In an official statement Monday to Phoenix New Times, ASU described Rittenhouse as "not enrolled."
Rittenhouse testified during his trial earlier this month that he was a student at ASU, studying nursing. At the time, ASU confirmed that Rittenhouse was a non-degree student who had been taking online classes. The semester he had enrolled in ends this week.
It's not clear when, how, or why his status at the university changed, and spokespeople there did not reply to further inquires from New Times on the matter, despite a campus controversy over his possible arrival.
Last month, Rittenhouse had said he was an enrolled ASU student. In an interview last week with Fox News host Tucker Carlson, Rittenhouse said he hoped to become a nurse and was completing the prerequisite classes for the field.

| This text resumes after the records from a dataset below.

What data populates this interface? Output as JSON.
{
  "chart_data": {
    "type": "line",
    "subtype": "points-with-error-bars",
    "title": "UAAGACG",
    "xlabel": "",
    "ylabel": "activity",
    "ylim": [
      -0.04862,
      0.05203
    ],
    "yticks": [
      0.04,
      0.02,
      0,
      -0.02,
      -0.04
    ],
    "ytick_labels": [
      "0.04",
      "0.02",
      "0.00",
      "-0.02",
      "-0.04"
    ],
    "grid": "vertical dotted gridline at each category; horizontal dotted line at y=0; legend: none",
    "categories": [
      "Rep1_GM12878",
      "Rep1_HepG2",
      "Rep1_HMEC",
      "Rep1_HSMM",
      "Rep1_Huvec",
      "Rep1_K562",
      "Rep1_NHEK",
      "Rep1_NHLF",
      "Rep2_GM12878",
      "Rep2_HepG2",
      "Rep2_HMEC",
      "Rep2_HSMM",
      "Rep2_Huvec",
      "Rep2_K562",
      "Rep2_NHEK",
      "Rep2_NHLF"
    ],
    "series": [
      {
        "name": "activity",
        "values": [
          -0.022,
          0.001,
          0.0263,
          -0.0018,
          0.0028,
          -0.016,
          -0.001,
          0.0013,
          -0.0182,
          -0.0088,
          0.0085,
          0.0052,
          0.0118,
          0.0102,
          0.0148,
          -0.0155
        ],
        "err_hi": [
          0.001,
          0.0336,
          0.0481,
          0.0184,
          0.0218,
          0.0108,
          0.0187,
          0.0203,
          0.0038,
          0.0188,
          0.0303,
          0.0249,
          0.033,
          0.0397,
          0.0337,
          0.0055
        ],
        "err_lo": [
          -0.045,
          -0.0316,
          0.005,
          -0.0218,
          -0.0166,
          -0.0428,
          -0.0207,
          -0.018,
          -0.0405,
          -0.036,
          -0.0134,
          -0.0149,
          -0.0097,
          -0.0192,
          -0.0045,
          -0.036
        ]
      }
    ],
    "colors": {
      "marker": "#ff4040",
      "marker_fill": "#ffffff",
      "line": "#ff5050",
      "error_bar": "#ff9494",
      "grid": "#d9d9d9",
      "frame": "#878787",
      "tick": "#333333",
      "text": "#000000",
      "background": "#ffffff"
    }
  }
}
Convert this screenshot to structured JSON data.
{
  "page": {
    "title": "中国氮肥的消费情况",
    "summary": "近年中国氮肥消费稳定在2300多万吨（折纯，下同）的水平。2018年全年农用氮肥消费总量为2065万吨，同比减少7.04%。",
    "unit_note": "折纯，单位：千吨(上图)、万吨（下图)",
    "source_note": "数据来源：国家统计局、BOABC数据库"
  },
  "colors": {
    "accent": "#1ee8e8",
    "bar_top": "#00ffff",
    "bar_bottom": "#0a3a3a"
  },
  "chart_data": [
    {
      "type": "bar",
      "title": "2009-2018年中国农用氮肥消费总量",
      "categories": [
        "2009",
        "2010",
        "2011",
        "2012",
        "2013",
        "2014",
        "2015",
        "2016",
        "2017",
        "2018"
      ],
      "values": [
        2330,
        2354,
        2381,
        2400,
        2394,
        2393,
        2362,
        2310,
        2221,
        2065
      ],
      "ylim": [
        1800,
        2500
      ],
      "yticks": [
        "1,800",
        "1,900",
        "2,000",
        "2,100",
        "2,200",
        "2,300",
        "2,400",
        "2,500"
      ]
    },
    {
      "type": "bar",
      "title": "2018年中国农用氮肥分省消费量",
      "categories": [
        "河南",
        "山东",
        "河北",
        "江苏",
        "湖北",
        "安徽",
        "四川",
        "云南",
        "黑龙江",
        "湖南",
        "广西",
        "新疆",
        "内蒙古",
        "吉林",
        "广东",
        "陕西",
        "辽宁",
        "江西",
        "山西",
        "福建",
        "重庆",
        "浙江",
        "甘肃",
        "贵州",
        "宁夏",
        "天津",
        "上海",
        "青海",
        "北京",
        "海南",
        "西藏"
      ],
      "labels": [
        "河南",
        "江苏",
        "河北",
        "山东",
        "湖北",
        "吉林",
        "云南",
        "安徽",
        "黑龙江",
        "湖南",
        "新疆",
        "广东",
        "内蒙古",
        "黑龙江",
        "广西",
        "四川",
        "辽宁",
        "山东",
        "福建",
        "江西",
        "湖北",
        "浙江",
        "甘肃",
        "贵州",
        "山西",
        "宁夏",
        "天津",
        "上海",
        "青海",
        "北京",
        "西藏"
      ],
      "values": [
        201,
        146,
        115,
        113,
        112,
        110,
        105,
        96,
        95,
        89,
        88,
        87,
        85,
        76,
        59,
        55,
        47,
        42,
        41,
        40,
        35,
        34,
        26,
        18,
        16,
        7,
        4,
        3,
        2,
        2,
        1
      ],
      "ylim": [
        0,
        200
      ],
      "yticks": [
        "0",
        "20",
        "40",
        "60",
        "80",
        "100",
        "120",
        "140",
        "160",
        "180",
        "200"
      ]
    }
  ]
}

"I intend on going on campus," he said.
Around the same time, Rittenhouse told TV anchor Ashleigh Banfield the same thing in a one-hour interview on her show, which airs on NewsNation.
Then he dropped this zinger: "I do want to look into law and see if it is right for me. If I decided to, it would definitely be criminal defense work.
ASU spokesperson Chris Fiscus repeated previous claims that Rittenhouse had "not gone through the ASU admissions process." Non-degree students do still have to go through a modified admission process, however, according to the school's own non-degree information page.
Over the last several days, several student groups at ASU have been organizing to boot Rittenhouse off the campus. A petition for the university to expel him had garnered nearly 2,500 signatures as of Monday afternoon.
"ASU should be a safe and inclusive space for all students, which will be disrupted if Kyle Rittenhouse is allowed to attend this school," the petition reads.
On Wednesday, multiple student groups — including Students for Socialism, MECHA de ASU, Multicultural Solidarity Coalition, and Students for Justice in Palestine — will be holding an event titled "Killer Off Campus," demanding that Rittenhouse leave the university.
Rittenhouse, who faced multiple homicide charges after he shot and killed two people during ongoing police brutality protests in Kenosha, Wisconsin, was found not guilty on all counts after a two-week trial in Wisconsin. His attorneys argued he acted in self-defense.